À partir de la réflexion biblique sur la libération du peuple de Dieu de l'esclavage du Pharaon, la clameur des pauvres de nos Communautés de Base, d'un ton vigoureux, éveille la conscience de l'Église: "La clameur de millions d'hommes demandant à ses Pasteurs une libération qui ne leur vient d'aucune part" (44) a touché au fond du coeur des évêques de la deuxième Conférence Générale de l'Épiscopat latino-américain. Le document prophétique de Medellin dénonce le "fait collectif de la misère" comme une "injustice qui crie vers le ciel" (45). Il parle de la "situation d'injustice", de la "violence institutionnalisée" (46) et des "inégalités injustes" comme d'un "rejet du Seigneur" (47).

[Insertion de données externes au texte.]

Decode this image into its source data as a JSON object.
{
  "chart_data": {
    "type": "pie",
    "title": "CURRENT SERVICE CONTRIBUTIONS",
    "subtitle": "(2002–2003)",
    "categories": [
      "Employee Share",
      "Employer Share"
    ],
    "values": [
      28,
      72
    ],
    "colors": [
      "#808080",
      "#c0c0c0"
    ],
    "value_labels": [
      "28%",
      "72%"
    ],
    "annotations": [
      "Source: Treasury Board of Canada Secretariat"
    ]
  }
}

Ce langage devient un thème de la Théologie Morale. Dès lors, les expressions structure de péché, “péché structurel”, péché social se répercutent dans d'autres documents officiels de l'Église. La réflexion théologico-pastorale les comprend par opposition au projet de vie révélé dans l'Exode, quand le peuple s'écarte de ce projet.

Dieu y est défini comme "juste" et "notre Justice" (48). Être le miroir du Dieu juste et ami de la vie, dans la réciprocité de l'Alliance, accueillant, dans la terre de la promesse, l'offre de la vie (49) à travers des structures de vie fraternelle, telle est la vocation du peuple de Dieu, puisqu'il donnera un jour naissance en son sein au Sauveur et Seigneur de la vie, dont la mission doit être le rachat de la vie de tous, spécialement des pauvres (50). Le péché de chacun et du peuple entier serait de briser ce projet, choisissant la mort (51).

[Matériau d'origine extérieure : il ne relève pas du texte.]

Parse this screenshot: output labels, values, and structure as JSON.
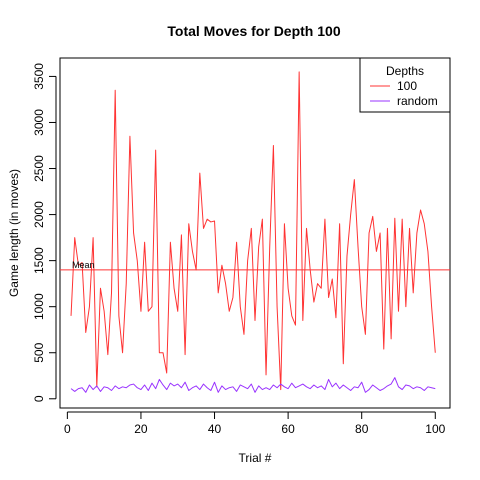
{
  "chart_data": {
    "type": "line",
    "title": "Total Moves for Depth 100",
    "xlabel": "Trial #",
    "ylabel": "Game length (in moves)",
    "xlim": [
      -2,
      104
    ],
    "ylim": [
      -100,
      3700
    ],
    "xticks": [
      0,
      20,
      40,
      60,
      80,
      100
    ],
    "yticks": [
      0,
      500,
      1000,
      1500,
      2000,
      2500,
      3000,
      3500
    ],
    "grid": false,
    "legend": {
      "title": "Depths",
      "position": "top-right"
    },
    "series": [
      {
        "name": "100",
        "color": "#ff3333",
        "x": [
          1,
          2,
          3,
          4,
          5,
          6,
          7,
          8,
          9,
          10,
          11,
          12,
          13,
          14,
          15,
          16,
          17,
          18,
          19,
          20,
          21,
          22,
          23,
          24,
          25,
          26,
          27,
          28,
          29,
          30,
          31,
          32,
          33,
          34,
          35,
          36,
          37,
          38,
          39,
          40,
          41,
          42,
          43,
          44,
          45,
          46,
          47,
          48,
          49,
          50,
          51,
          52,
          53,
          54,
          55,
          56,
          57,
          58,
          59,
          60,
          61,
          62,
          63,
          64,
          65,
          66,
          67,
          68,
          69,
          70,
          71,
          72,
          73,
          74,
          75,
          76,
          77,
          78,
          79,
          80,
          81,
          82,
          83,
          84,
          85,
          86,
          87,
          88,
          89,
          90,
          91,
          92,
          93,
          94,
          95,
          96,
          97,
          98,
          99,
          100
        ],
        "values": [
          900,
          1750,
          1450,
          1480,
          720,
          1000,
          1750,
          130,
          1200,
          950,
          480,
          1150,
          3350,
          900,
          500,
          1250,
          2850,
          1800,
          1500,
          950,
          1700,
          950,
          1000,
          2700,
          500,
          500,
          280,
          1700,
          1200,
          950,
          1780,
          480,
          1900,
          1600,
          1400,
          2450,
          1850,
          1950,
          1920,
          1930,
          1150,
          1450,
          1250,
          950,
          1100,
          1700,
          1000,
          700,
          1500,
          1850,
          850,
          1650,
          1950,
          260,
          1650,
          2750,
          1000,
          100,
          1900,
          1200,
          900,
          800,
          3550,
          850,
          1850,
          1400,
          1050,
          1250,
          1200,
          1950,
          1100,
          1300,
          880,
          1900,
          380,
          1550,
          2000,
          2380,
          1650,
          1000,
          700,
          1800,
          1980,
          1600,
          1800,
          540,
          1850,
          650,
          1960,
          950,
          1950,
          1000,
          1850,
          1150,
          1800,
          2050,
          1900,
          1600,
          1000,
          500
        ]
      },
      {
        "name": "random",
        "color": "#9933ff",
        "x": [
          1,
          2,
          3,
          4,
          5,
          6,
          7,
          8,
          9,
          10,
          11,
          12,
          13,
          14,
          15,
          16,
          17,
          18,
          19,
          20,
          21,
          22,
          23,
          24,
          25,
          26,
          27,
          28,
          29,
          30,
          31,
          32,
          33,
          34,
          35,
          36,
          37,
          38,
          39,
          40,
          41,
          42,
          43,
          44,
          45,
          46,
          47,
          48,
          49,
          50,
          51,
          52,
          53,
          54,
          55,
          56,
          57,
          58,
          59,
          60,
          61,
          62,
          63,
          64,
          65,
          66,
          67,
          68,
          69,
          70,
          71,
          72,
          73,
          74,
          75,
          76,
          77,
          78,
          79,
          80,
          81,
          82,
          83,
          84,
          85,
          86,
          87,
          88,
          89,
          90,
          91,
          92,
          93,
          94,
          95,
          96,
          97,
          98,
          99,
          100
        ],
        "values": [
          110,
          80,
          110,
          120,
          70,
          150,
          100,
          140,
          80,
          130,
          120,
          90,
          140,
          110,
          130,
          120,
          150,
          160,
          120,
          100,
          150,
          90,
          170,
          110,
          210,
          150,
          100,
          170,
          140,
          160,
          120,
          180,
          90,
          120,
          140,
          100,
          160,
          120,
          90,
          180,
          70,
          140,
          100,
          120,
          130,
          80,
          150,
          130,
          110,
          160,
          70,
          140,
          100,
          120,
          100,
          150,
          120,
          160,
          130,
          110,
          170,
          120,
          140,
          160,
          130,
          110,
          150,
          120,
          140,
          100,
          210,
          130,
          170,
          110,
          150,
          120,
          90,
          130,
          120,
          180,
          70,
          100,
          150,
          120,
          90,
          110,
          140,
          160,
          230,
          130,
          100,
          150,
          140,
          110,
          130,
          120,
          90,
          130,
          120,
          110
        ]
      }
    ],
    "hlines": [
      {
        "label": "Mean",
        "value": 1400,
        "color": "#ff3333"
      }
    ]
  }
}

Notre Théologie a affronté le défi de faire la théorie de ce projet de vie, le rachetant d'un "ancien modèle piétiste et ritualiste" (52). Elle lie la vertu et l'attitude fondamentale du chrétien qui cherche la justice aux appels de "l'Esprit qui est vie par la justice", et "dont le désir c'est la vie" (53). Rapportons ici l'intuition prophétique, plus actuelle que jamais, de notre martyr, le grand Mgr Romero, qui, paraphrasant Saint Iréné, disait "la gloire de Dieu est la vie des pauvres".

Cette vie est toujours sacrifiée sur l'autel des exigences sacrées du marché!

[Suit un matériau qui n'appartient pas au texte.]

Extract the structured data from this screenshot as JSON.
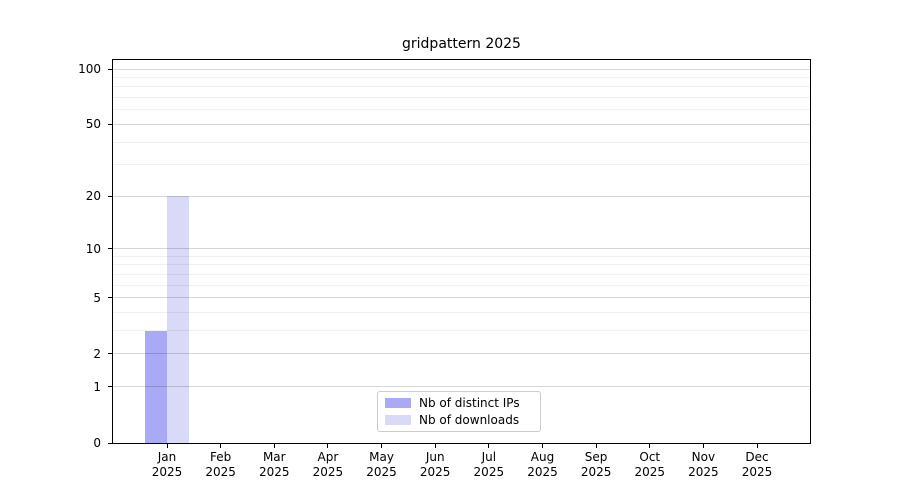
{
  "figure": {
    "title": "gridpattern 2025"
  },
  "chart_data": {
    "type": "bar",
    "title": "gridpattern 2025",
    "categories": [
      "Jan",
      "Feb",
      "Mar",
      "Apr",
      "May",
      "Jun",
      "Jul",
      "Aug",
      "Sep",
      "Oct",
      "Nov",
      "Dec"
    ],
    "category_year": "2025",
    "series": [
      {
        "name": "Nb of distinct IPs",
        "color": "#a9a9f5",
        "values": [
          3,
          0,
          0,
          0,
          0,
          0,
          0,
          0,
          0,
          0,
          0,
          0
        ]
      },
      {
        "name": "Nb of downloads",
        "color": "#d9d9f8",
        "values": [
          20,
          0,
          0,
          0,
          0,
          0,
          0,
          0,
          0,
          0,
          0,
          0
        ]
      }
    ],
    "xlabel": "",
    "ylabel": "",
    "yscale": "log1p",
    "ylim": [
      0,
      112
    ],
    "y_major_ticks": [
      0,
      1,
      2,
      5,
      10,
      20,
      50,
      100
    ],
    "y_tick_labels": [
      "0",
      "1",
      "2",
      "5",
      "10",
      "20",
      "50",
      "100"
    ],
    "y_minor_gridlines": [
      3,
      4,
      6,
      7,
      8,
      9,
      30,
      40,
      60,
      70,
      80,
      90
    ],
    "grid": true,
    "legend_position": "lower center",
    "legend_entries": [
      "Nb of distinct IPs",
      "Nb of downloads"
    ]
  },
  "colors": {
    "background": "#ffffff",
    "spine": "#000000",
    "text": "#000000",
    "major_grid": "rgba(0,0,0,0.16)",
    "minor_grid": "rgba(0,0,0,0.06)",
    "legend_border": "#cccccc"
  }
}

Il convient, ici, de faire allusion à Hugo Assman qui démasque avec perspicacité les "sacralisations" et "théolgisations" que les économistes libéraux ou néolibéraux aiment à faire pour légitimer, de façon subtile et rusée, les structures, les exigences et les rituels "intouchables" du marché, dont les "lois naturelles" sont guidées par une "main invisible" et "providentielle" (54). Il démasque le processus qui vise à faire taire la clameur d'une réalité criante, où le pauvre ne compte pas comme une variable dans l'équation du système économique et concurrentiel de l'efficacité productive.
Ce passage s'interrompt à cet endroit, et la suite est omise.